Predicting the scalar coupling constants between atom pairs in a molecule through machine learning applications
Sean Kim
Fort Lee High School, USA
: J Comput Eng Inf Technol
Abstract
In this paper, we used data on various molecular characteristics from the CHAMPS Kaggle competition (CHAMPS, 2019) to build a prediction model based on various machine learning approaches. We built models on the training set (N = 4,659,076 observations) and then used the best performing one to obtain and evaluate predictions on the testing set (N = 2,505,190 observations). We evaluated the performance of three models – linear regression, XGBoost, and Neural Net – on three metrics: R-squared, MAE, and RMSE. The XGBoost model resulted in a superior fit over Neural Nets and linear regression, with RMSE as lower as 2.75 on the test dataset. This result suggests that XGBoost is a viable approach for predicting the scalar coupling constant.

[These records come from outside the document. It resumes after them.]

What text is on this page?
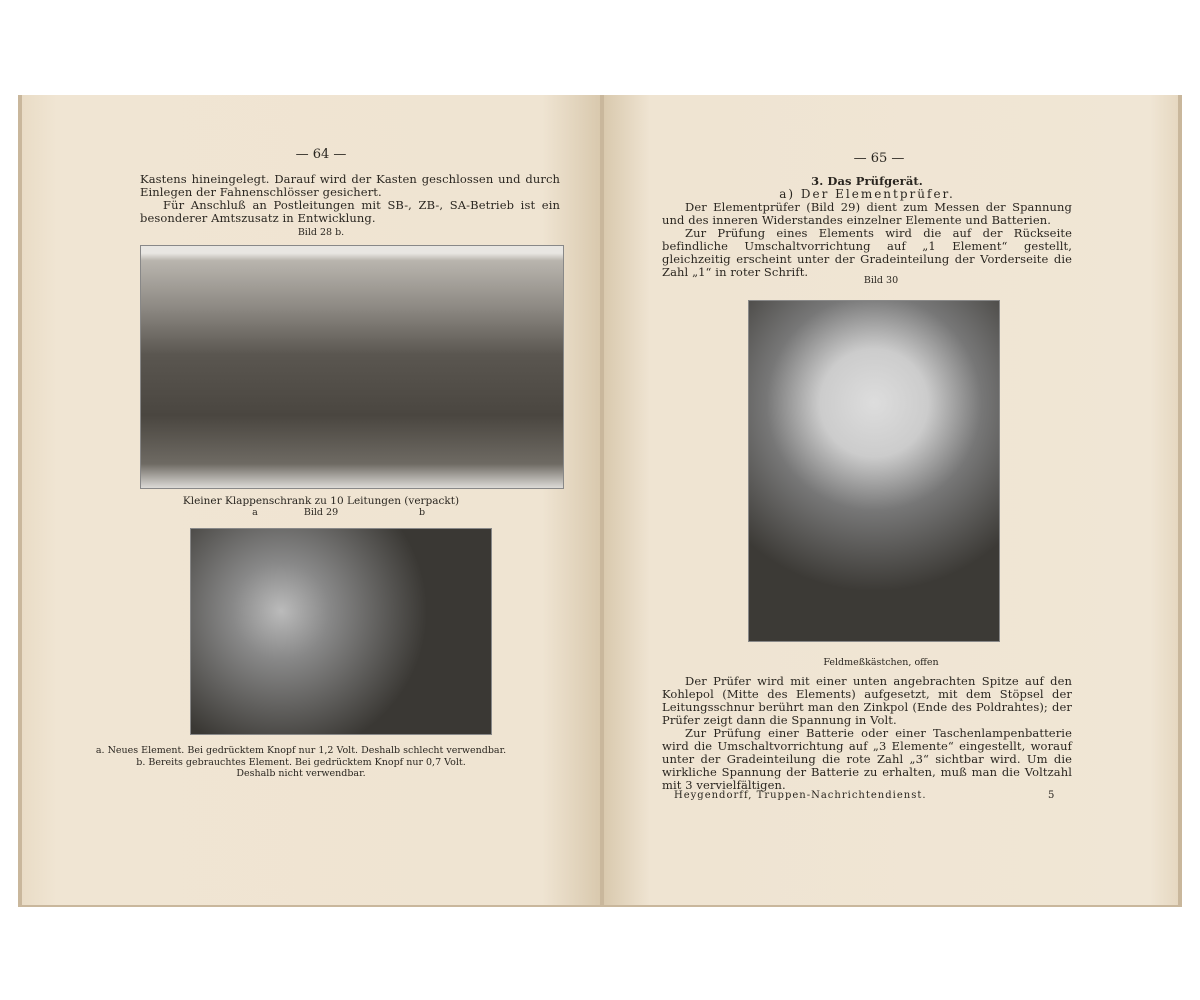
— 64 —
Kastens hineingelegt. Darauf wird der Kasten geschlossen und durch Einlegen der Fahnenschlösser gesichert.
Für Anschluß an Postleitungen mit SB-, ZB-, SA-Betrieb ist ein besonderer Amtszusatz in Entwicklung.
Bild 28 b.
Kleiner Klappenschrank zu 10 Leitungen (verpackt)
Bild 29
a	b
a. Neues Element. Bei gedrücktem Knopf nur 1,2 Volt. Deshalb schlecht verwendbar.
b. Bereits gebrauchtes Element. Bei gedrücktem Knopf nur 0,7 Volt.
Deshalb nicht verwendbar.
— 65 —
3. Das Prüfgerät.
a) Der Elementprüfer.
Der Elementprüfer (Bild 29) dient zum Messen der Spannung und des inneren Widerstandes einzelner Elemente und Batterien.
Zur Prüfung eines Elements wird die auf der Rückseite befindliche Umschaltvorrichtung auf „1 Element“ gestellt, gleichzeitig erscheint unter der Gradeinteilung der Vorderseite die Zahl „1“ in roter Schrift.
Bild 30
Feldmeßkästchen, offen
Der Prüfer wird mit einer unten angebrachten Spitze auf den Kohlepol (Mitte des Elements) aufgesetzt, mit dem Stöpsel der Leitungsschnur berührt man den Zinkpol (Ende des Poldrahtes); der Prüfer zeigt dann die Spannung in Volt.
Zur Prüfung einer Batterie oder einer Taschenlampenbatterie wird die Umschaltvorrichtung auf „3 Elemente“ eingestellt, worauf unter der Gradeinteilung die rote Zahl „3“ sichtbar wird. Um die wirkliche Spannung der Batterie zu erhalten, muß man die Voltzahl mit 3 vervielfältigen.
Heygendorff, Truppen-Nachrichtendienst.	5
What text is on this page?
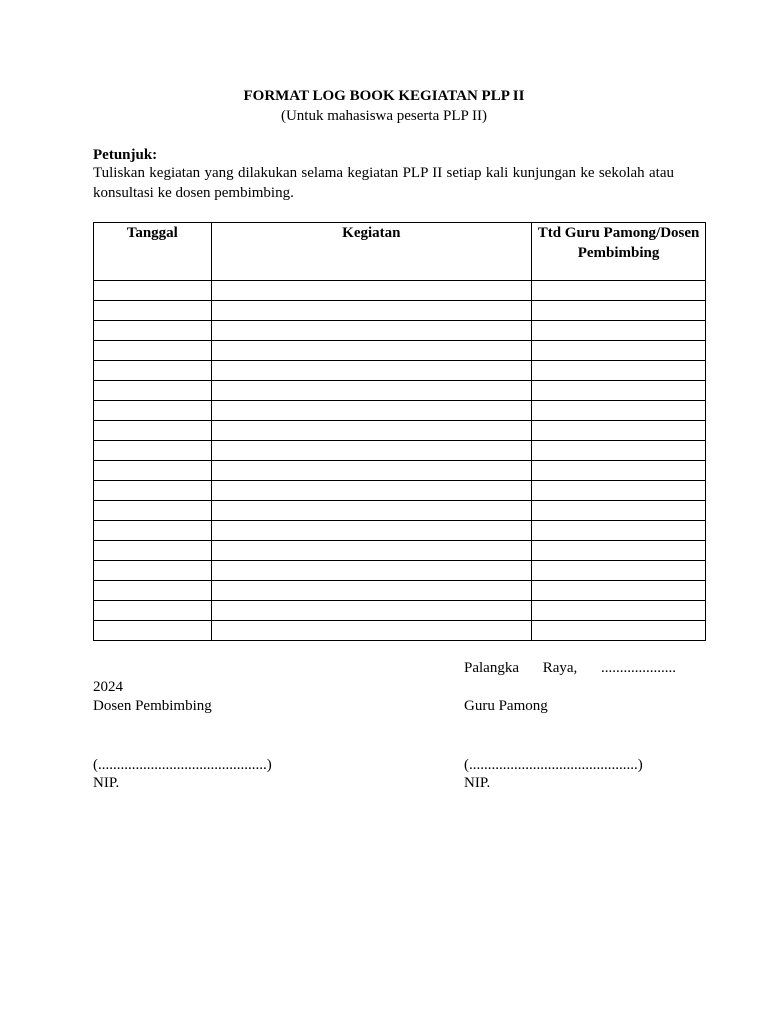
FORMAT LOG BOOK KEGIATAN PLP II
(Untuk mahasiswa peserta PLP II)
Petunjuk:
Tuliskan kegiatan yang dilakukan selama kegiatan PLP II setiap kali kunjungan ke sekolah atau konsultasi ke dosen pembimbing.
Tanggal	Kegiatan	Ttd Guru Pamong/Dosen Pembimbing

Palangka Raya, ....................
2024
Dosen Pembimbing	Guru Pamong
(.............................................)	(.............................................)
NIP.	NIP.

Keywords: Scalar coupling constants, atom pairs, machine learning, data science, prediction model Recent Publications 1. Kim, S. (2022) “A Token-Based Voting System for Rating News Sources” presented and published at The Artificial Intelligence & Robotics Conference in Osaka, Japan.
Biography
Sean is a senior at Fort Lee High School in New Jersey, USA. He is passionate about computer science and hopes to conduct more research in the field.